1 Department of Electrical and Computer Engineering, The University of Texas at Austin, Austin, Texas

78712, USA

2 NASCENT NSF Engineering Research Center (ERC), Austin, Texas 78758, USA

3 Department of Geological Sciences, The University of Texas at Austin, Austin, Texas 78712, USA

4 Center for High Pressure Science & Technology Advanced Research (HPSTAR), Shanghai 201203,

People’s Republic of China

* These authors contributed equally to this work

† Corresponding authors

Figure S1. High-pressure Raman Experimental Setup Coupled with a DAC. (a) The DAC

setup along with the laser Raman spectroscopy used for the Raman vibrational experiments. (b)

A representative optical image of the sample chamber with the Mo0.5W0.5S2 ternary compound,

Ne pressure medium (transparent area), and a ruby pressure calibrant. A ruby sphere (red circle)

is used to measure the pressure inside the sample chamber of the DAC.

Figure S2. SEM-EDX Images of Mo0.5W0.5S2 Ternary Compound. The energy dispersive x-

ray spectroscopy (EDX) of a part of Mo0.5W0.5S2 sample with molybdenum atoms indicated in

red, sulfur atoms in blue, and tungsten atoms in green.

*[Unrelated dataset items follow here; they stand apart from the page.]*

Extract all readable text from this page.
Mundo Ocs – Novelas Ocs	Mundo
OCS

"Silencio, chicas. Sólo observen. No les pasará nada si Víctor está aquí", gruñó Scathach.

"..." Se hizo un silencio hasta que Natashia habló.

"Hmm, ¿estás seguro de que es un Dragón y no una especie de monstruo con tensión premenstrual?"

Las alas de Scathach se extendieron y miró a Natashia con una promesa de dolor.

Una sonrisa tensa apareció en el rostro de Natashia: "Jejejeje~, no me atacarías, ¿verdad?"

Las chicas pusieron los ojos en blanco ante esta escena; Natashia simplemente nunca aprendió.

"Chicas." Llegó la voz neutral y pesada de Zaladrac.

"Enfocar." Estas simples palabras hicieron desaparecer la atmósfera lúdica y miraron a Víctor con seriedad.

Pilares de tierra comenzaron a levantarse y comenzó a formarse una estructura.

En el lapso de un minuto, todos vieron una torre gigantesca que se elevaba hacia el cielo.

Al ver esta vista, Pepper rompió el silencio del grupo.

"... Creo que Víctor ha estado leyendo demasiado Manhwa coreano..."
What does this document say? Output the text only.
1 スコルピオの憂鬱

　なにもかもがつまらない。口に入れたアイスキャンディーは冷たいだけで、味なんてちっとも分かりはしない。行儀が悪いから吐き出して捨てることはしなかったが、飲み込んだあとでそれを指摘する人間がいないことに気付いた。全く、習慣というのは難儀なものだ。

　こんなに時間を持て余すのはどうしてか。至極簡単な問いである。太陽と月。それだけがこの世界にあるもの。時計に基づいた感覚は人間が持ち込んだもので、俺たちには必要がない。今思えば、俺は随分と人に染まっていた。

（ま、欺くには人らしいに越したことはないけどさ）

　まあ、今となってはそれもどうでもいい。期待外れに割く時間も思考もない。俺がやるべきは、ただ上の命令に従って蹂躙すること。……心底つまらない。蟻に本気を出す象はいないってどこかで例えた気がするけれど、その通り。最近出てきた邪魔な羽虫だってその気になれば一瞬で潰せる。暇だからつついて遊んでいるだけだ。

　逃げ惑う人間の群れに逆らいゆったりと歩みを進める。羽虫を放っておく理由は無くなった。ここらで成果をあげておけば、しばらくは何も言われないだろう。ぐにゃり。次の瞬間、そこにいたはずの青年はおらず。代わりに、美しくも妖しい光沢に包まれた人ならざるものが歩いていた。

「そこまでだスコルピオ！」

Figure S3. Lorentzian Fitting of Raman Spectra of Mo0.5W0.5S2 Ternary Compound at

High Pressure. Raman spectra, consisting of multiple Raman modes, were fitted using the

Lorentzian curve fitting method. Representative Raman spectra at (a) 2.3 GPa, (b) 10.6 GPa with

A* peak, and (c) 36.5 GPa with A† peak, are presented. Good fit of Lorentzian sum to the

measured spectra suggests reliable representation of the fits to the evolution of the Raman peaks

as a function of pressure.

Figure S4. Evolution of Raman Spectra for Mo0.5W0.5S2 Ternary Compound. Full stack of

Raman spectra from 2.3 GPa (lowermost) to 41.3 GPa (uppermost), measured every 1-2 GPa in a

diamond anvil cell. These spectra highlight the occurrence of the phonon hardening (blue-shift),

and enhancement of the ternary compound at applied pressures.

Figure S5. Representative Raman Spectra of the Mo0.5W0.5S2 Ternary Compounds at

Pressures Between 30 GPa and 41 GPa in the Lower Wavenumber Region. These spectra

were collected using similar experimental conditions including laser power and collection time.

At 30.7 GPa, WS2-like E2g, DALA, and developing A† peak experienced sudden deviation to

lower wavenumber for ~10 cm-1. Also, the intensity of A† peak is notably large at 30.7 GPa

compared to any other pressures. This suggests potential lattice distortion at the pressure.

However, thorough examination of structure is needed to fully understand the origin of this

deviation and strong peak intensity.